Tuesday, May 28, 2024
59.0°F

Turn New Year’s resolutions into habits

by KATHY HUBBARD Contributing Writer
| December 30, 2020 1:00 AM

Happy New Year! In the next few days, about half of us will make New Year’s resolutions, but only ten percent of us will actually keep them until Valentine’s Day. Have you ever wondered why? Well, wonder no more. Dr. Charles Herrick, Chair of Psychiatry for Nuvance Health in Connecticut gives us the answer:

“There are many reasons why people may not keep New Year’s resolutions, but instances of New Year’s resolution burnout can be narrowed down to three psychology-related issues: difficulty breaking old habits, focusing on specific outcomes, and problems with purpose.”

He says that meeting goals requires making new habits and breaking the old ones. That’s easier said than done even though one would think that creating a good habit is just as easy as creating a bad one.

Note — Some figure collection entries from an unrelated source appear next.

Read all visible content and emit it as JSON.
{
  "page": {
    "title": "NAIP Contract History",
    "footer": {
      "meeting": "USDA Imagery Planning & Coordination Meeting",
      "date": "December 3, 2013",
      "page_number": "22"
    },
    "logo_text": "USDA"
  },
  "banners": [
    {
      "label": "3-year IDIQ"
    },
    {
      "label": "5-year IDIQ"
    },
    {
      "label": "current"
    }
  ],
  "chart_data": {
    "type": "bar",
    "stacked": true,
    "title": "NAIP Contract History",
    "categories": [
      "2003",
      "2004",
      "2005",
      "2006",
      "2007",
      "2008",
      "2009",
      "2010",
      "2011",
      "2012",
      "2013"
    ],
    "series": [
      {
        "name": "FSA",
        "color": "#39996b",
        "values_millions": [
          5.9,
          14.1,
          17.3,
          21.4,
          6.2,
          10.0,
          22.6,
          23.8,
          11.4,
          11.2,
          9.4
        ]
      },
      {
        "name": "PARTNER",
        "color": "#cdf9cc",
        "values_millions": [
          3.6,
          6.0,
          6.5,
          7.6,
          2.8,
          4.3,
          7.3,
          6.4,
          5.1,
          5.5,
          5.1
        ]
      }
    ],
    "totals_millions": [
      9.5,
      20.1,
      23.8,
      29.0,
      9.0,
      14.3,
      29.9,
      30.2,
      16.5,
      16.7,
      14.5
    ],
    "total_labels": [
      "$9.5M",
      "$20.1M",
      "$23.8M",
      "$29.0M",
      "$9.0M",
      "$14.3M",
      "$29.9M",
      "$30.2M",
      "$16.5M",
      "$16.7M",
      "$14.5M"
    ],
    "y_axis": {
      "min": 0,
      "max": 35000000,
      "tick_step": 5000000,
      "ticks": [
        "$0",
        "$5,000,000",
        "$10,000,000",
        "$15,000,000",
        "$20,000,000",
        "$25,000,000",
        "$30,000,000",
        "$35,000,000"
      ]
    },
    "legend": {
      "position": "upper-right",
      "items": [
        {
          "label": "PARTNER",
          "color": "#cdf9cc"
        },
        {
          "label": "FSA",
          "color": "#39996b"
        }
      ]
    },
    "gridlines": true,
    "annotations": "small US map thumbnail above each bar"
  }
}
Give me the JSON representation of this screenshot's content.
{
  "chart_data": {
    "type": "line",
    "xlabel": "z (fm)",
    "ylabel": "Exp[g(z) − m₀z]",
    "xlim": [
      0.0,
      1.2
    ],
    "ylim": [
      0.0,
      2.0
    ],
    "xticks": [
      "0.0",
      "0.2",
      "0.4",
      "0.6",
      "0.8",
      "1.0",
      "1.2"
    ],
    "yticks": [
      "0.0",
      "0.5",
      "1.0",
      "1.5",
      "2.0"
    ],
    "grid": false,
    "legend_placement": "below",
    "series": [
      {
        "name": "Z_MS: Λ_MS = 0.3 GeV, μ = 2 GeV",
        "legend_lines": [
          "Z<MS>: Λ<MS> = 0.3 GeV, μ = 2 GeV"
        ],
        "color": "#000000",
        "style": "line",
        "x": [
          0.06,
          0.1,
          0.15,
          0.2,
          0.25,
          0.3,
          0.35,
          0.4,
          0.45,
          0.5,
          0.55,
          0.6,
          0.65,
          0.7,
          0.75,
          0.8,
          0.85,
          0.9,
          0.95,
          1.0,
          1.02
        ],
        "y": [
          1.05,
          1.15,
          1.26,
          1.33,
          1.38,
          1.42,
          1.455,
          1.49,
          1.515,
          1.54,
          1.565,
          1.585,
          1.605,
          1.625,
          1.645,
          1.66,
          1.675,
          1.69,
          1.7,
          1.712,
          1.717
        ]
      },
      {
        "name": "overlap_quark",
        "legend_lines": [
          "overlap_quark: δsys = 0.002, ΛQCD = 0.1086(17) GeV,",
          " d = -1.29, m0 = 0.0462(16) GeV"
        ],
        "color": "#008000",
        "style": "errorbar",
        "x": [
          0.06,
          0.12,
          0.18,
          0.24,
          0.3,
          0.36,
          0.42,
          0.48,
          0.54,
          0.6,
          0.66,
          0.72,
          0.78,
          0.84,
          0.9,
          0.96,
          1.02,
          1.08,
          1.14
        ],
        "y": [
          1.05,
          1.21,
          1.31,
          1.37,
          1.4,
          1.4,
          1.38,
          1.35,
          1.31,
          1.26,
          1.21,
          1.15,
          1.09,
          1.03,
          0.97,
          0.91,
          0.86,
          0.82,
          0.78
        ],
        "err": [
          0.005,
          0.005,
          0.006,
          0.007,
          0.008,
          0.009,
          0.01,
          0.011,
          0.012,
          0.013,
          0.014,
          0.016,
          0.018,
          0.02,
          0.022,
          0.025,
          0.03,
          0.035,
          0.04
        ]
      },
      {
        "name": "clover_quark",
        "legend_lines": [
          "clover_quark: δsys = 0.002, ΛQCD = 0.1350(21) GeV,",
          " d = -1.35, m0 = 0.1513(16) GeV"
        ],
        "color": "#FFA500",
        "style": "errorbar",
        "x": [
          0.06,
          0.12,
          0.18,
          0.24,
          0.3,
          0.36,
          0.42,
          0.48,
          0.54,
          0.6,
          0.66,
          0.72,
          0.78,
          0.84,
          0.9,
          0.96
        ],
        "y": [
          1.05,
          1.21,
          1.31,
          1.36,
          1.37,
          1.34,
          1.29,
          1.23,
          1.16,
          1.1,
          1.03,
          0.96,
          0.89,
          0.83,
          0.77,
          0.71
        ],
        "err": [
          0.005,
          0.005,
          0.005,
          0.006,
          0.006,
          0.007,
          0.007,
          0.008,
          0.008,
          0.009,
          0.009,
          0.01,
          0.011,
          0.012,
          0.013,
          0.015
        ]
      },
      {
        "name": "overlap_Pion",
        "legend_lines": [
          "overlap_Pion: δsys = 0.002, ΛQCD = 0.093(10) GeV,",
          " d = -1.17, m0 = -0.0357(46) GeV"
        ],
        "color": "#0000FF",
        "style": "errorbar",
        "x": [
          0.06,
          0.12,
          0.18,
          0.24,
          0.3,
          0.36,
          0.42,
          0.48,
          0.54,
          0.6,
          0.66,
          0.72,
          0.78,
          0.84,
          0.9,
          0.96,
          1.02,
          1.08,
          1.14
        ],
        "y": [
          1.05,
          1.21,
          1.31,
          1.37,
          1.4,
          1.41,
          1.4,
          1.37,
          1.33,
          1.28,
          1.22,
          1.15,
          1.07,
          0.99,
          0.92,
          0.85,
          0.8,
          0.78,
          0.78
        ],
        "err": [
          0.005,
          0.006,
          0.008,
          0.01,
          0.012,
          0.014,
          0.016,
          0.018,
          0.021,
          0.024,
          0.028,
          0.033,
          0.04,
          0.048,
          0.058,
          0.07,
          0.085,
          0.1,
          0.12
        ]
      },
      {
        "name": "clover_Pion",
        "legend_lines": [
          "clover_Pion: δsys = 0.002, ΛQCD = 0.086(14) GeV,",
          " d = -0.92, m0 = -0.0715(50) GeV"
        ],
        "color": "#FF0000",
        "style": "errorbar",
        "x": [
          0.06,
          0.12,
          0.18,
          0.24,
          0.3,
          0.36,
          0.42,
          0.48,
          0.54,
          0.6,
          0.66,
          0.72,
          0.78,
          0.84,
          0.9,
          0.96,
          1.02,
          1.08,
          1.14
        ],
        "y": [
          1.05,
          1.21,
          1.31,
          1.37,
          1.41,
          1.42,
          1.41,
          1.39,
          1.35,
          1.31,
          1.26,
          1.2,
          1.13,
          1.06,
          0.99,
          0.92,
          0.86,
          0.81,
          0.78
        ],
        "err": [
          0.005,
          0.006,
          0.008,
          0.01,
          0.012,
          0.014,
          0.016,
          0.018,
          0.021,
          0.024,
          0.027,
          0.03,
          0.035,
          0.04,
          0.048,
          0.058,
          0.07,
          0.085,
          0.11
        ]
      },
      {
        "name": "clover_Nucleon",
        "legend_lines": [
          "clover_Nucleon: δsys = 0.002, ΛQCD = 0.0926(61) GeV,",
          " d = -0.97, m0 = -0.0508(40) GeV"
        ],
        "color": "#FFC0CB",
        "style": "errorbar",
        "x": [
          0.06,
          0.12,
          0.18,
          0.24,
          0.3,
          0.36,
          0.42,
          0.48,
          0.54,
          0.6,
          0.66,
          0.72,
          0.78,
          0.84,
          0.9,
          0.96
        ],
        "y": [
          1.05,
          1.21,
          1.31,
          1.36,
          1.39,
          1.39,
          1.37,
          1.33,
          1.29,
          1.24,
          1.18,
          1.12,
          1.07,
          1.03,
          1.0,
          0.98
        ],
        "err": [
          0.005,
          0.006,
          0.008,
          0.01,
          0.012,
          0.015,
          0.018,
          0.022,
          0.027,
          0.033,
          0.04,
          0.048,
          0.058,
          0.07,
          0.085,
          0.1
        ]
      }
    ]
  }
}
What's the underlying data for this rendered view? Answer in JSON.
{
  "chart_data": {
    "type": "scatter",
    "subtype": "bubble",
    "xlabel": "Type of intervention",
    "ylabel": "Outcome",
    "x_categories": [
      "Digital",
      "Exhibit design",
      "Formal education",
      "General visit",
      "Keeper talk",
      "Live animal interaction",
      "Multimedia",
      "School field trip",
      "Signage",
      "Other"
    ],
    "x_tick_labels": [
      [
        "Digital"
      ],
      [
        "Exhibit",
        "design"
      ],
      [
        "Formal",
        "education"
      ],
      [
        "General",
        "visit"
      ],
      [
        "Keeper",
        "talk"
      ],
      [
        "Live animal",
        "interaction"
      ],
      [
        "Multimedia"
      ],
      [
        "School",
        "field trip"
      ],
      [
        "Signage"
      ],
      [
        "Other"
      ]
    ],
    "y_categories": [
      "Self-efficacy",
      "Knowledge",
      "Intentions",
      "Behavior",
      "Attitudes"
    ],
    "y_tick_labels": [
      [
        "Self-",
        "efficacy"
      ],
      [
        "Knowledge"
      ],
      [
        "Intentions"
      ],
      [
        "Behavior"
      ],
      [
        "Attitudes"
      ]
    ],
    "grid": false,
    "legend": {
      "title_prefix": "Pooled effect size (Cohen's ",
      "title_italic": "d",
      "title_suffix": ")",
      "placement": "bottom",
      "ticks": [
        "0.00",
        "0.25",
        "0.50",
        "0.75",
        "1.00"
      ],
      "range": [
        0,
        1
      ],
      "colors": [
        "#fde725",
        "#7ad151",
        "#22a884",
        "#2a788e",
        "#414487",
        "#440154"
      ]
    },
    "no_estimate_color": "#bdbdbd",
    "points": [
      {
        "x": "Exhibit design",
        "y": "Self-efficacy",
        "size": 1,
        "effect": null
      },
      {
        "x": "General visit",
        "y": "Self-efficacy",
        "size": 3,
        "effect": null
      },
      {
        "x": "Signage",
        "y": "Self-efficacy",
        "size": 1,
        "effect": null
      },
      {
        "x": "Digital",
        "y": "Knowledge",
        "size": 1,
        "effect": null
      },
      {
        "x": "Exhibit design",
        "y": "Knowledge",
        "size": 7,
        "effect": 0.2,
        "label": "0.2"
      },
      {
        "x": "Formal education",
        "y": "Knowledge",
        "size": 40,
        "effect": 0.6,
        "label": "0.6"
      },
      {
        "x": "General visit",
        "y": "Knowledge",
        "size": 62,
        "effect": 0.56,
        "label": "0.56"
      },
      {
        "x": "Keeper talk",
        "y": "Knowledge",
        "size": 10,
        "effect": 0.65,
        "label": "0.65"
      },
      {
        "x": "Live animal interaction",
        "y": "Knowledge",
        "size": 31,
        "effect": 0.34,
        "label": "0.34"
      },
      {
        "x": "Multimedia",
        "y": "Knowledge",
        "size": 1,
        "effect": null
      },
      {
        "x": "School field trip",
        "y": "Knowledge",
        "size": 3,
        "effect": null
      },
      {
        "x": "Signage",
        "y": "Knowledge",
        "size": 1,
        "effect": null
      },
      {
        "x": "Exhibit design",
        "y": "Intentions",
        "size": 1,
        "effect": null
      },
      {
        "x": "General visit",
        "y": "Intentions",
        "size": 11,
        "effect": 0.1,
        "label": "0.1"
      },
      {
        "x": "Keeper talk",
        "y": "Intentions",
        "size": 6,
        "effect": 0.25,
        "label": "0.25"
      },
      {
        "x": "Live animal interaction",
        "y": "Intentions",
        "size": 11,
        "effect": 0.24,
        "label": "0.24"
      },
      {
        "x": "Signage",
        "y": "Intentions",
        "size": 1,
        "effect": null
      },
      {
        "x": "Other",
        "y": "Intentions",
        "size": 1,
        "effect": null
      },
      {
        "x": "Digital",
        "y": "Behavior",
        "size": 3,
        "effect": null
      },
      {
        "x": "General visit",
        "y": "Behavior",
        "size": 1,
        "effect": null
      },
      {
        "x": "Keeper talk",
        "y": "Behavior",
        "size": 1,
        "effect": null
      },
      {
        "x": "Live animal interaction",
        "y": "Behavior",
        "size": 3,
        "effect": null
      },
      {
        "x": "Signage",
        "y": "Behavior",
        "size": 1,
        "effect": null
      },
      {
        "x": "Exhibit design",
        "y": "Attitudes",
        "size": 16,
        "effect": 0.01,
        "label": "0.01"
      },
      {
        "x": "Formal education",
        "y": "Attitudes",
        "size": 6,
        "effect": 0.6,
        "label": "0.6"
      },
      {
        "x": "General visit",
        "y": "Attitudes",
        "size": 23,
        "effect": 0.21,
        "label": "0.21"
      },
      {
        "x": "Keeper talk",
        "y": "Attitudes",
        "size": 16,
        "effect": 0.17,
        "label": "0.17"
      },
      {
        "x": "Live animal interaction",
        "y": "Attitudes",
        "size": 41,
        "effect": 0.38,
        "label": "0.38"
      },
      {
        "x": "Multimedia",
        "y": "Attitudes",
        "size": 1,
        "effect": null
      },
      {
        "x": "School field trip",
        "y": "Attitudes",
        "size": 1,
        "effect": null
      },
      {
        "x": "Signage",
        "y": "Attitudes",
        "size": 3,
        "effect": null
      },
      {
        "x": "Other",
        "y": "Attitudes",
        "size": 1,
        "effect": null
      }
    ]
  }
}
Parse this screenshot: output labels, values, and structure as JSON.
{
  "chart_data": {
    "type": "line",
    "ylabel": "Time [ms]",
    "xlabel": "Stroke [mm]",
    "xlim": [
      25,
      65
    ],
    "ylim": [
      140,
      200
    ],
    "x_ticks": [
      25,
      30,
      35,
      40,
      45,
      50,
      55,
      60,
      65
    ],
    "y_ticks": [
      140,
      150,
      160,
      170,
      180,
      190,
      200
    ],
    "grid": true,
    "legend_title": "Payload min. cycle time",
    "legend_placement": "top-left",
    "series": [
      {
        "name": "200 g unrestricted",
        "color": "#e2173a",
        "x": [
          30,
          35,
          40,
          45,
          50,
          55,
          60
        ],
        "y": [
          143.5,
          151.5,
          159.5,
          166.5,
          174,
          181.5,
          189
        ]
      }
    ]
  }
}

Unfortunately there are rewards for bad habits. For instance, take smoking. Nicotine is a drug that makes you feel happy because it stimulates the release of the hormone dopamine. But let’s look beyond the addiction. Look at the habit. Do you light up first thing in the morning? Last thing at night? Have you ever lit up without thinking about it? That’s a habit.

Dr. Herrick advises to focus on the reason for the goal, not the goal itself. For instance, if your New Year’s resolution is to lose twenty pounds don’t think about the number twenty, think about how losing weight will improve your health or how much better your clothes will fit. If you put the emphasis on the twenty pounds, you’re more apt to fall back to bad habits once you achieve that goal. And then you risk gaining the weight back. Got it?

In an article published on the website medium.com, a blogger named Elias Scully says that habits can be created in 21 days. I’m not sure I agree with everything he said, but I do agree with his belief that habit formation is a function of three key criteria: (1) level of commitment; (2) internal and external accountability and (3) size of habit.

“You have to recognize that forming a new habit is no easy undertaking. It won’t get formed on its own. And for that reason, you have to decide why and how important is that habit to you. Ask yourself this: what difference is it going to make to your day? How will that habit help you achieve your goals? And, how will that habit impact your relationships?” Scully says.

Ah, maybe the key words in that previous paragraph are how important that habit is to you. Certainly a lot of us would be thrilled to wake up Friday morning weighing less than we did on New Year’s Eve. If only there was a Christmas miracle that dissolved all the calories in those cookies, but there’s not. Focus on how much better your health will be if you develop the habit of healthy eating and how much better you’ll feel if you start or increase your exercise routine.

I’m picking on weight loss because surveys have shown that it’s the number one resolution people make followed closely with quitting smoking. But there are tons of other resolutions that involve creating a habit as well. Only you can determine your goals, but there are tricks for staying on track.

“Creating new habits takes time and energy,” an article published at Harvard Medical School’s website says. “A new behavior won’t become automatic overnight, but you may enjoy some of its benefits fairly quickly. Also, as you start to take walks regularly or engage in stress-soothing practices frequently, you’ll find you won’t feel quite right if you stop. That’s a great incentive to continue. So, keep nudging yourself in the direction you’d like to go.”

They advise to dream big and then break the dream into small steps. “Don’t disdain easy choices. If you start every plan with “Make list,” you’re guaranteed to check one box off quickly. Break hard jobs down into smaller line items, and enjoy breezing through the easy tasks first.”

Every article I read says to engage your support system. Your spouse, children, friends and family can be your biggest cheerleaders. Explain to them why you’ve chosen to change your habits and ask for help in taking the baby steps necessary to reach your goals. Maybe they have some habits they’d like to change too.